When I eat high-carb long enough, nothing tastes sweet enough. FRUIT isn't sweet enough, - vegetables like peas and beets don't taste sweet at all. Tasting sweet is like tasting salt. The more you eat, the more habituated you get. It takes more and more to reach the same flavor level. Likewise, the less you eat, the more sensitive you become to the flavor.
Processed foods tend to be high in fat, salt, and sugar, all of which are desensitizing to the taste buds (the more you have, the more you want and need, the less you taste them). The combination is also addictive. Eating processed foods desensitizes your tastebuds to the point that healthy food tastes bland and flavorless, sour and bitter - Vegetables taste like dirt, fruit tastes sour, lean meats taste like cardboard.
When you don't eat processed foods, natural foods that you remember as "bland" suddenly have a more intense and interesting flavor. You notice subtle flavor distinctions you couldn't taste before, because sugar, fat, and salt were overpowering your tastebuds.

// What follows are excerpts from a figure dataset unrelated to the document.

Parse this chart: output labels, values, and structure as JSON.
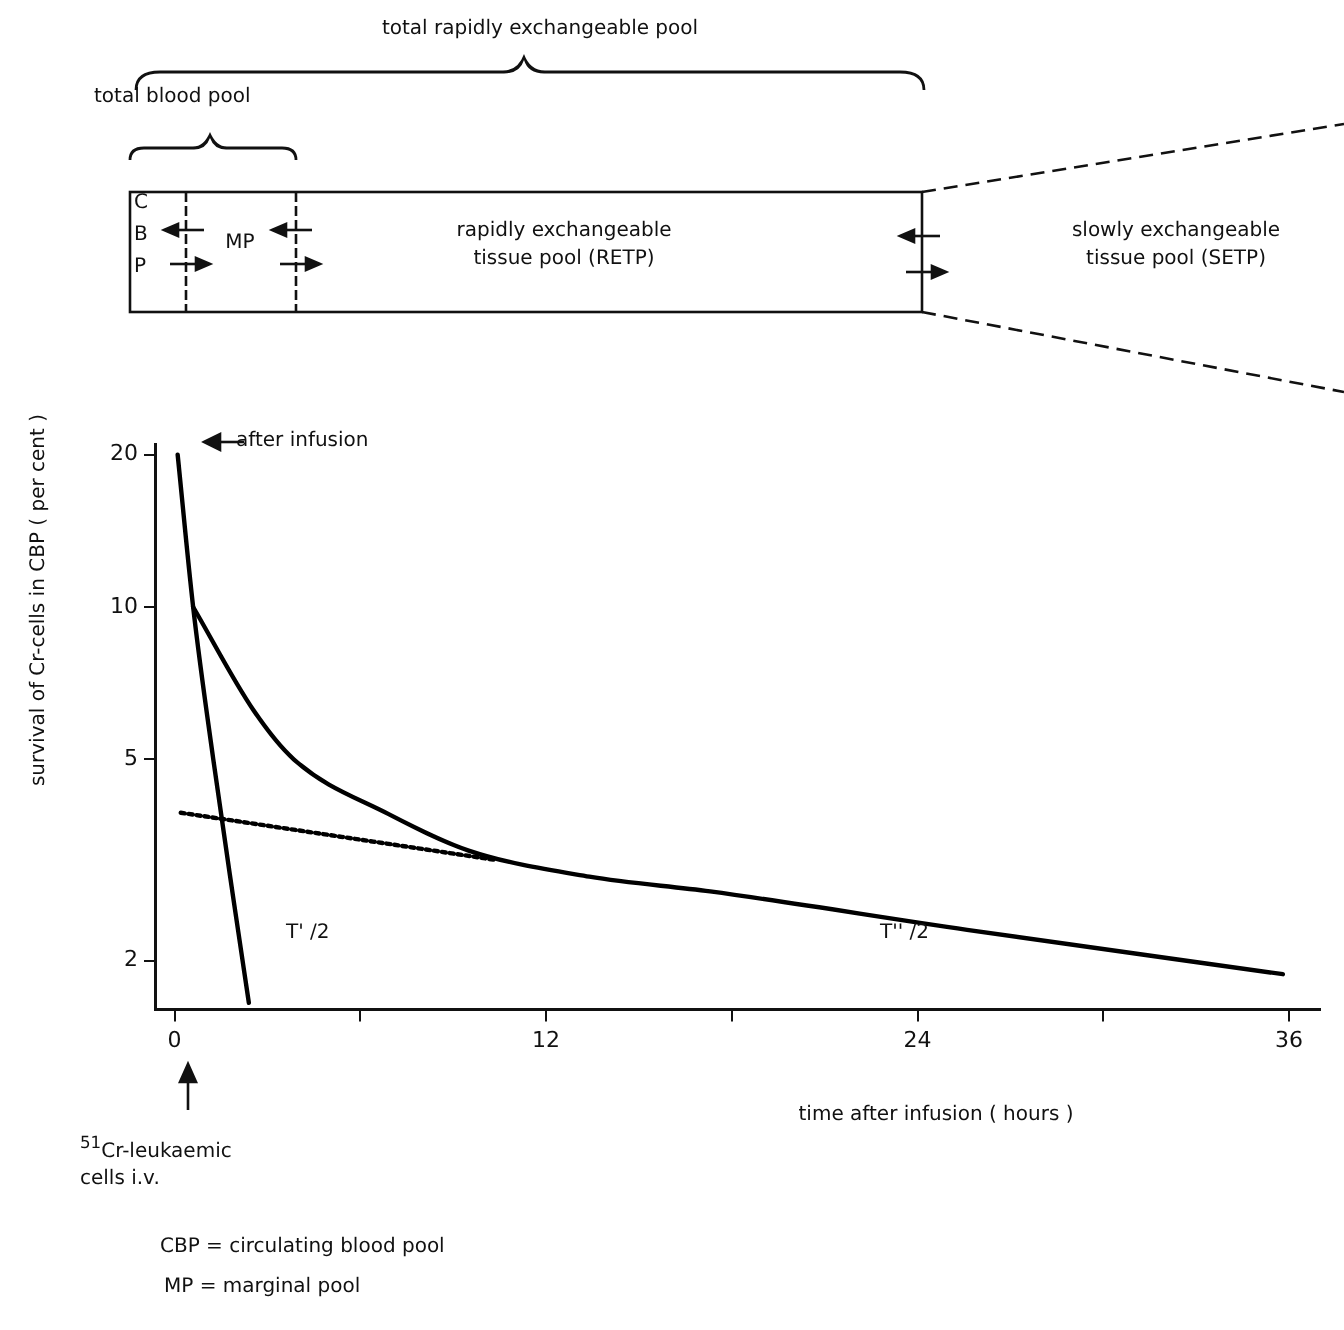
{
  "chart_data": {
    "type": "line",
    "ylabel": "survival of Cr-cells in CBP ( per cent )",
    "xlabel": "time after infusion ( hours )",
    "log": "y",
    "xlim": [
      -0.6,
      37
    ],
    "xticks": [
      0,
      {
        "value": 6,
        "label": null
      },
      12,
      {
        "value": 18,
        "label": null
      },
      24,
      {
        "value": 30,
        "label": null
      },
      36
    ],
    "ylim": [
      1.6,
      21
    ],
    "yticks": [
      2,
      5,
      10,
      20
    ],
    "grid": false,
    "marker": "none",
    "series": [
      {
        "color": "#000000",
        "line_style": "solid",
        "x": [
          0.1,
          0.6,
          1.25,
          1.9,
          2.4
        ],
        "values": [
          20,
          10,
          5,
          2.65,
          1.65
        ]
      },
      {
        "color": "#000000",
        "line_style": "solid",
        "x": [
          0.6,
          2.55,
          3.85,
          6.9,
          9.5,
          13.4,
          17.3,
          25.6,
          35.8
        ],
        "values": [
          10,
          6.25,
          5,
          3.9,
          3.3,
          2.93,
          2.74,
          2.3,
          1.88
        ]
      },
      {
        "color": "#000000",
        "line_style": "dotted",
        "x": [
          0.2,
          10.4
        ],
        "values": [
          3.92,
          3.16
        ]
      }
    ],
    "annotations": [
      "total rapidly exchangeable pool",
      "total blood pool",
      "C",
      "B",
      "P",
      "MP",
      "rapidly exchangeable tissue pool (RETP)",
      "slowly exchangeable tissue pool (SETP)",
      "after infusion",
      "T' /2",
      "T'' /2",
      "$^{51}$Cr-leukaemic cells i.v.",
      "CBP = circulating blood pool",
      "MP = marginal pool"
    ]
  }
}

I think this is exactly like #4. If you expect to feel deprived you will feel deprived. If you dwell on what you can't, shouldn't, or don't have, you will feel deprived. Feeling deprived is a choice. You can cry, whine, complain, and mourn what you don't have in your life, you can feel deprived. You can even feel deprived if you mourn things that hurt you. Wheat hurts me. It gives me a nasty rash that if left untreated or if more wheat is consumed, my face will become red (fuschia to ruby), swollen, and horribly, intensely itchy/painful. The skin will ooze yellowish clear liquid that cursts over (imagine poison ivy on top of sunburn. The pain/itch is so maddening it takes all my strength when I'm awake not to claw a tit, and I'll wake up with blood on my pillow because I did claw at it in my sleep.
Now do I feel deprived because I can't have a piece of normal cake once in a while?
Sadly yes. But I get over it quickly when I realize that the absence of "face rot," is well worth giving up chocolate cake (Yes, I know you can find wheat-free chocolate cake, but giving it up is easier than finding a good one).
Carbs in general are much the same. I can choose to eat high-carb any time I want to, but I have to suffer the consequences - more hunger, health issue symptoms if I overindulge - and the risk of my inner carb-addicted idiot raising her (literally) ugly head with a raging desire for MORE, MORE, MORE.